Automotive aftermarket associations hailed the U.S. House of Representatives for its voice-vote passage of a bill designed to strengthen penalties against counterfeiters of auto parts and other manufactured products.
Sponsored by Rep. Joe Knollenberg, R-Mich., the Stop Counterfeiting in Manufactured Goods Act came up for a vote on the House floor May 23. Mr. Knollenberg originally introduced the bill into the previous Congress, but it failed to get even a hearing then.
Current anti-counterfeiting law requires convicted counterfeiters to forfeit all profits they make from the sale of fake or unlicensed goods. The Stop Counterfeiting in Manufactured Goods Act would take the law one step further-by also requiring the forfeit and destruction of all machinery and equipment used to make counterfeit products.
The bill also would make it illegal to sell unauthorized labels, patches or medallions bearing a registered trademark.
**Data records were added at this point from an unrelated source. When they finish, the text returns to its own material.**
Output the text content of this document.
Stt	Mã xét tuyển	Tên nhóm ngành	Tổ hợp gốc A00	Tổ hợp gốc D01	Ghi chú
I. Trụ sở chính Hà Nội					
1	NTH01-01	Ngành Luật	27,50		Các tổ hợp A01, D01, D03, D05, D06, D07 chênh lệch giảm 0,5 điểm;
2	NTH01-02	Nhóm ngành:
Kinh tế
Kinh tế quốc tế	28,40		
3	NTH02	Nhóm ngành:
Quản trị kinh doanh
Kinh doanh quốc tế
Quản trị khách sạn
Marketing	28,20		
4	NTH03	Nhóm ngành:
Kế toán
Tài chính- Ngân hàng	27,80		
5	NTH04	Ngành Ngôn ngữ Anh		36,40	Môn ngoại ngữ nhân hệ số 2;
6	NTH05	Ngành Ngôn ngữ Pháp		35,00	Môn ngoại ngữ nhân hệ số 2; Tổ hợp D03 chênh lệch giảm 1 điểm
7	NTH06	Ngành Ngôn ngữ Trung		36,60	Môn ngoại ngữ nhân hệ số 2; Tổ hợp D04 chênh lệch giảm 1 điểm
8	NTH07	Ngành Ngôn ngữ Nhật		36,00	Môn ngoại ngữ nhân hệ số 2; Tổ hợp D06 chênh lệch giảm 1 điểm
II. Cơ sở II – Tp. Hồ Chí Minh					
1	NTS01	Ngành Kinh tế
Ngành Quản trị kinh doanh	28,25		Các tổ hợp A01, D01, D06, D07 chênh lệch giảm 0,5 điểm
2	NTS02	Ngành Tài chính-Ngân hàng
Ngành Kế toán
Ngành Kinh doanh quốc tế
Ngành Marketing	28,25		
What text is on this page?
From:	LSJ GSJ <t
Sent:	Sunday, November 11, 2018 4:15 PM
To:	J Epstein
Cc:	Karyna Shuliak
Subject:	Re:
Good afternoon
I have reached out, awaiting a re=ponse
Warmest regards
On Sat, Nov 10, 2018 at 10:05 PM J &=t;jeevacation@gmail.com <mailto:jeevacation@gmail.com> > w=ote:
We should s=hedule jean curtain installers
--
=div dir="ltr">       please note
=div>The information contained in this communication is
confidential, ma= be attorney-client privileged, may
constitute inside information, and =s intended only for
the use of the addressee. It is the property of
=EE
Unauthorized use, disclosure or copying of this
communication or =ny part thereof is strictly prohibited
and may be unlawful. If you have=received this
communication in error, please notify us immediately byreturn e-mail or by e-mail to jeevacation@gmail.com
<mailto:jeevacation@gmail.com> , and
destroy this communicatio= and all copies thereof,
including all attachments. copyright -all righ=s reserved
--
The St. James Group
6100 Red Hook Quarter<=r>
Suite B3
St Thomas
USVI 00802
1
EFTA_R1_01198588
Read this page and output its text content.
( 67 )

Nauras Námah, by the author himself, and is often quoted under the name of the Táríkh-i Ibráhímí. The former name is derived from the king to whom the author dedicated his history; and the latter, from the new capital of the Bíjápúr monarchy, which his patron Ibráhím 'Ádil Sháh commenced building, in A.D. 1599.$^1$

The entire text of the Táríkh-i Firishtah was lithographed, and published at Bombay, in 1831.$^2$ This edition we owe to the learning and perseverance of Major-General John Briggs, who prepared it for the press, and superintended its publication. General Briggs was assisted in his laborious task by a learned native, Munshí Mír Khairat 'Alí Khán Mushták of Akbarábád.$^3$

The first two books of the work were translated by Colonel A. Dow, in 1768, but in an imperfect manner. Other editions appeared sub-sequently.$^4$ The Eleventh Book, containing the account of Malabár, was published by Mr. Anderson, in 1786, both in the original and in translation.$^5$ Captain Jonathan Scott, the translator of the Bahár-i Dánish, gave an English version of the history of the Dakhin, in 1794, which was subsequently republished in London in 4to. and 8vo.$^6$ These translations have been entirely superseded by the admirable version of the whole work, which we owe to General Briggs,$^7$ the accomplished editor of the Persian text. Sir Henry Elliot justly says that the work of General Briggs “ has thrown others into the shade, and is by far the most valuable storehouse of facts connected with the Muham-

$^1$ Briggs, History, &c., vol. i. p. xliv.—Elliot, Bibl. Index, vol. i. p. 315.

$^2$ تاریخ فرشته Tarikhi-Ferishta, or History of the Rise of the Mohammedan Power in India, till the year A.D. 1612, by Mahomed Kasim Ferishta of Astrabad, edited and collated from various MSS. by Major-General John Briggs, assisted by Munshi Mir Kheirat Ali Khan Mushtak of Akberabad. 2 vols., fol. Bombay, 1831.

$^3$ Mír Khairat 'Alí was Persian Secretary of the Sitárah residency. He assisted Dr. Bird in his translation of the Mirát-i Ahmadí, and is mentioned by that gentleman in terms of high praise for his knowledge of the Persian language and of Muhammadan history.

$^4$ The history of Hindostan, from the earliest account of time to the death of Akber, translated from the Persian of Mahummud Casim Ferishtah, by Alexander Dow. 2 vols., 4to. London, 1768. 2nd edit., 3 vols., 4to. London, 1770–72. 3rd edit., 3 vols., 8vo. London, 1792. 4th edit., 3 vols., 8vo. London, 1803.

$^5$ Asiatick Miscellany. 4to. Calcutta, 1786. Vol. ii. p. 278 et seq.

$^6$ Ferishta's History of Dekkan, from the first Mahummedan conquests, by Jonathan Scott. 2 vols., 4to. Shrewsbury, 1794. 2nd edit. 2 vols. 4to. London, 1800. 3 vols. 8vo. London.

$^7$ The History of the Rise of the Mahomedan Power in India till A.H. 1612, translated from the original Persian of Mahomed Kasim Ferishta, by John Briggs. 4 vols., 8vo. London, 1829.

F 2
While counterfeiting is rampant worldwide in just about every kind of manufactured product, it represents a special danger when it involves tires and auto parts, according to the U.S. automotive aftermarket.
The aftermarket cites Federal Bureau of Investigation figures that product counterfeiting in auto parts costs the industry about $12 billion annually, equivalent to 200,000 industry jobs. The damage auto parts counterfeiting causes in auto accidents, litigation and lost corporate reputation is incalculable, according to various companies and associations.
``First and foremost, product counterfeiting undermines U.S. and foreign safety standards, putting consumers at risk,'' said Paul Foley, president of the Automotive Aftermarket Suppliers Association within the Motor & Equipment Manufacturers Association, in a press release.
``Fake, poor-quality brakes, brake fluid, tires, headlights and other safety-related parts and components have been found for sale,'' it added.
Prospects for the anti-counterfeiting bill in the Senate are unclear at this point, though Stephanie Salmon, director of government affairs for the Automotive Aftermarket Industry Association, said members of the Senate Judiciary Committee have expressed great interest in the legislation. She speculated that hearings would be scheduled during the summer.